Exportadores brasileiros e importadores americanos podem aderir a regimes que diminuam taxas, ou até buscar isenção ao reclassificar suas mercadorias.
As empresas estão buscando formas criativas e legais para diminuir o impacto da tarifa de 50% sobre as exportações brasileiras para os Estados Unidos, adotada pelo governo do presidente Donald Trump.
Auditorias e consultorias de negócios contam que seus clientes, tanto do lado dos exportadores brasileiros quanto dos importadores americanos, estão buscando adotar estratégias para baixar o preço de venda do produto, no momento do tráfego aduaneiro. O objetivo é diminuir a base de incidência do tarifaço, ou então reclassificar os itens vendidos para que sejam contemplados na tabela de quase 700 produtos isentos das taxas.
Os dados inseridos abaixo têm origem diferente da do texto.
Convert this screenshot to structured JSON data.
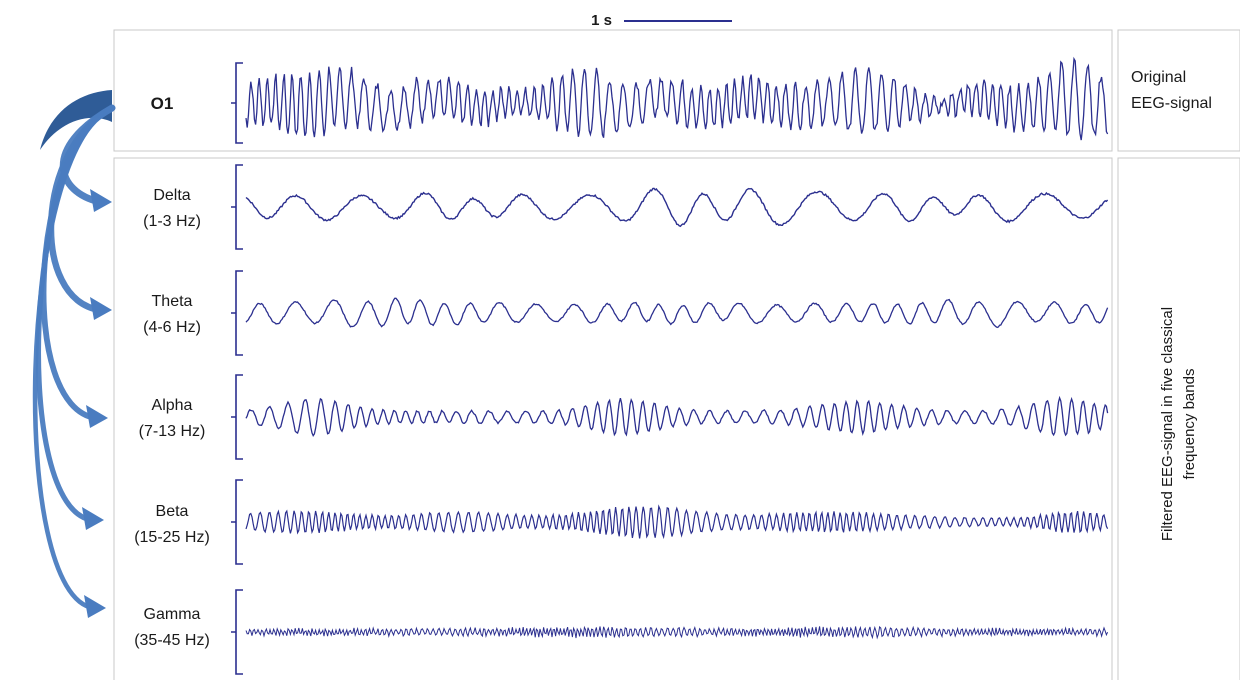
{
  "scale_bar": {
    "label": "1 s"
  },
  "original": {
    "channel": "O1",
    "side_label_line1": "Original",
    "side_label_line2": "EEG-signal"
  },
  "bands": [
    {
      "name": "Delta",
      "range": "(1-3 Hz)"
    },
    {
      "name": "Theta",
      "range": "(4-6 Hz)"
    },
    {
      "name": "Alpha",
      "range": "(7-13 Hz)"
    },
    {
      "name": "Beta",
      "range": "(15-25 Hz)"
    },
    {
      "name": "Gamma",
      "range": "(35-45 Hz)"
    }
  ],
  "side_label_filtered": {
    "line1": "Filtered  EEG-signal  in  five  classical",
    "line2": "frequency  bands"
  },
  "colors": {
    "trace": "#2b2f8f",
    "arrow": "#4a7cc0",
    "arrow_dark": "#2f5c97",
    "panel_border": "#c8c8c8",
    "scale_text": "#2b2f8f"
  }
}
“Muitos importadores não têm como mudar de fornecedor no curto prazo, e as tarifas encarecem o seu produto para consumo interno ou para exportar. Então, eles passaram a observar mecanismos para desonerar a sobretaxa que incide nos produtos do Brasil”, diz Carlos Ottoni, sócio da KPMG. “Assim como tem no Brasil regimes de desoneração, existem também nos EUA, ainda que em escala menor. Mas as empresas americanas não usavam esses recursos, por que, como as taxas de importação eram reduzidas, não fazia sentido esse esforço.”
Agora, eles vêm sendo buscados. Algumas dessas alternativas são a chamada “first sale”, ou “primeira venda” em português, ou o uso das dezenas de zonas de comércio exterior (foreign-trade zones) próximas dos portos americanos, em que os produtos podem ficar armazenados, serem retrabalhados ou até revendidos, sem nem passarem por uma importação formal e pagar tarifas. Há ainda sistema similar ao drawback disponível para exportadores no Brasil, em que a empresa tem direito a restituição do imposto pago para importar insumos que serão utilizados para fabricar algo que será exportado.
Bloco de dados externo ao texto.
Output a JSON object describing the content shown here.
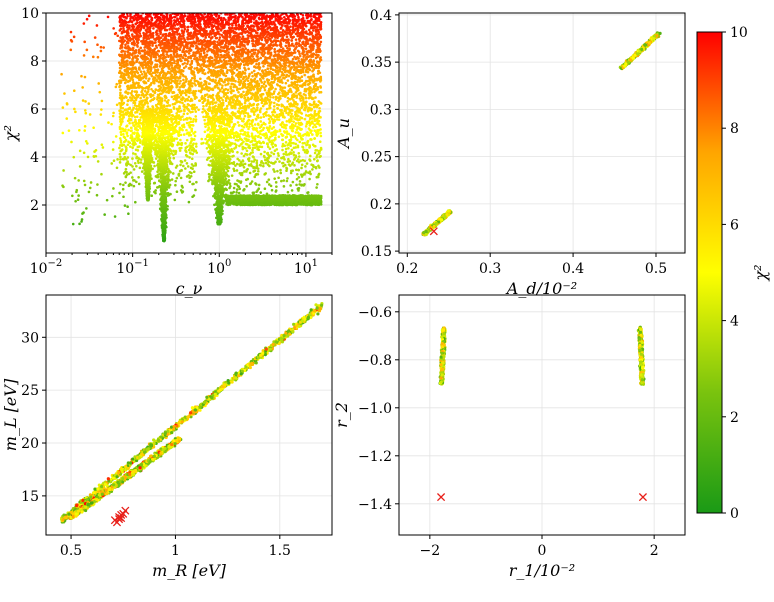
{
  "chart_data": [
    {
      "id": "top-left",
      "type": "scatter",
      "xlabel": "c_ν",
      "ylabel": "χ²",
      "xscale": "log",
      "xlim": [
        0.01,
        20
      ],
      "ylim": [
        0,
        10
      ],
      "xticks": [
        {
          "v": 0.01,
          "b": "10",
          "e": "−2"
        },
        {
          "v": 0.1,
          "b": "10",
          "e": "−1"
        },
        {
          "v": 1,
          "b": "10",
          "e": "0"
        },
        {
          "v": 10,
          "b": "10",
          "e": "1"
        }
      ],
      "yticks": [
        2,
        4,
        6,
        8,
        10
      ],
      "grid": true,
      "density_note": "dense cloud of points across 0.02–15 with narrow dips near c_ν≈0.15, 0.23 and 1.0",
      "dips": [
        {
          "x": 0.15,
          "ymin": 2.2
        },
        {
          "x": 0.23,
          "ymin": 0.5
        },
        {
          "x": 1.0,
          "ymin": 1.2
        }
      ]
    },
    {
      "id": "top-right",
      "type": "scatter",
      "xlabel": "A_d/10⁻²",
      "ylabel": "A_u",
      "xlim": [
        0.19,
        0.535
      ],
      "ylim": [
        0.148,
        0.402
      ],
      "xticks": [
        0.2,
        0.3,
        0.4,
        0.5
      ],
      "yticks": [
        0.15,
        0.2,
        0.25,
        0.3,
        0.35,
        0.4
      ],
      "grid": true,
      "segments": [
        {
          "x0": 0.22,
          "y0": 0.168,
          "x1": 0.252,
          "y1": 0.192
        },
        {
          "x0": 0.459,
          "y0": 0.344,
          "x1": 0.503,
          "y1": 0.38
        }
      ],
      "best_fit_markers": [
        {
          "x": 0.232,
          "y": 0.171
        }
      ]
    },
    {
      "id": "bottom-left",
      "type": "scatter",
      "xlabel": "m_R [eV]",
      "ylabel": "m_L [eV]",
      "xlim": [
        0.38,
        1.75
      ],
      "ylim": [
        11.3,
        34
      ],
      "xticks": [
        0.5,
        1.0,
        1.5
      ],
      "yticks": [
        15,
        20,
        25,
        30
      ],
      "grid": true,
      "bands": [
        {
          "x0": 0.45,
          "y0": 12.6,
          "x1": 1.7,
          "y1": 33.0
        },
        {
          "x0": 0.5,
          "y0": 13.0,
          "x1": 1.02,
          "y1": 20.4
        }
      ],
      "best_fit_markers": [
        {
          "x": 0.71,
          "y": 12.7
        },
        {
          "x": 0.73,
          "y": 13.0
        },
        {
          "x": 0.74,
          "y": 12.9
        },
        {
          "x": 0.75,
          "y": 13.3
        },
        {
          "x": 0.72,
          "y": 12.5
        },
        {
          "x": 0.76,
          "y": 13.6
        },
        {
          "x": 0.74,
          "y": 13.2
        },
        {
          "x": 0.73,
          "y": 12.8
        }
      ]
    },
    {
      "id": "bottom-right",
      "type": "scatter",
      "xlabel": "r_1/10⁻²",
      "ylabel": "r_2",
      "xlim": [
        -2.55,
        2.55
      ],
      "ylim": [
        -1.53,
        -0.53
      ],
      "xticks": [
        {
          "v": -2,
          "t": "−2"
        },
        {
          "v": 0,
          "t": "0"
        },
        {
          "v": 2,
          "t": "2"
        }
      ],
      "yticks": [
        {
          "v": -1.4,
          "t": "−1.4"
        },
        {
          "v": -1.2,
          "t": "−1.2"
        },
        {
          "v": -1.0,
          "t": "−1.0"
        },
        {
          "v": -0.8,
          "t": "−0.8"
        },
        {
          "v": -0.6,
          "t": "−0.6"
        }
      ],
      "grid": true,
      "segments": [
        {
          "x0": -1.75,
          "y0": -0.67,
          "x1": -1.79,
          "y1": -0.9
        },
        {
          "x0": 1.75,
          "y0": -0.67,
          "x1": 1.79,
          "y1": -0.9
        }
      ],
      "best_fit_markers": [
        {
          "x": -1.8,
          "y": -1.372
        },
        {
          "x": 1.8,
          "y": -1.372
        }
      ]
    }
  ],
  "colorbar": {
    "label": "χ²",
    "range": [
      0,
      10
    ],
    "ticks": [
      0,
      2,
      4,
      6,
      8,
      10
    ],
    "colormap": [
      "#1a9a16",
      "#7ac30e",
      "#ffff00",
      "#ffa500",
      "#ff0000"
    ]
  },
  "marker_color": "#e8201a"
}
Desses três caminhos, “o mais interessante é o first sale”, segundo Ottoni, uma vez que “o drawback é bastante limitado e as zonas de exportações precisam ser utilizadas por empresas com operações no local”. Essa primeira modalidade funciona com o princípio de tirar do preço tudo que tem relação com intermediários. Por exemplo, em vez de ser utilizado o preço de importação como base para aplicar a tarifa de 50%, é contabilizado o valor da primeira venda do produto pronto.
Por exemplo, mesmo que o item passe por uma trading antes de ser exportado pelo Brasil para os Estados Unidos, o valor final da saída do produto do país não é contado, descontando as margens de lucro de qualquer intermediário e custos logísticos. “O intermediário comprou no Brasil a US$ 700, aplicou a margem e revendeu por US$ 1 mil. Em princípio, ele não conta o valor da venda, mas da produção”, diz. Então, o imposto que seria de US$ 500, elevando o preço total a US$ 1.500, acaba sendo reduzido para US$ 350, fechando o preço final em US$ 1.350, uma diferença significativa a cada item vendido.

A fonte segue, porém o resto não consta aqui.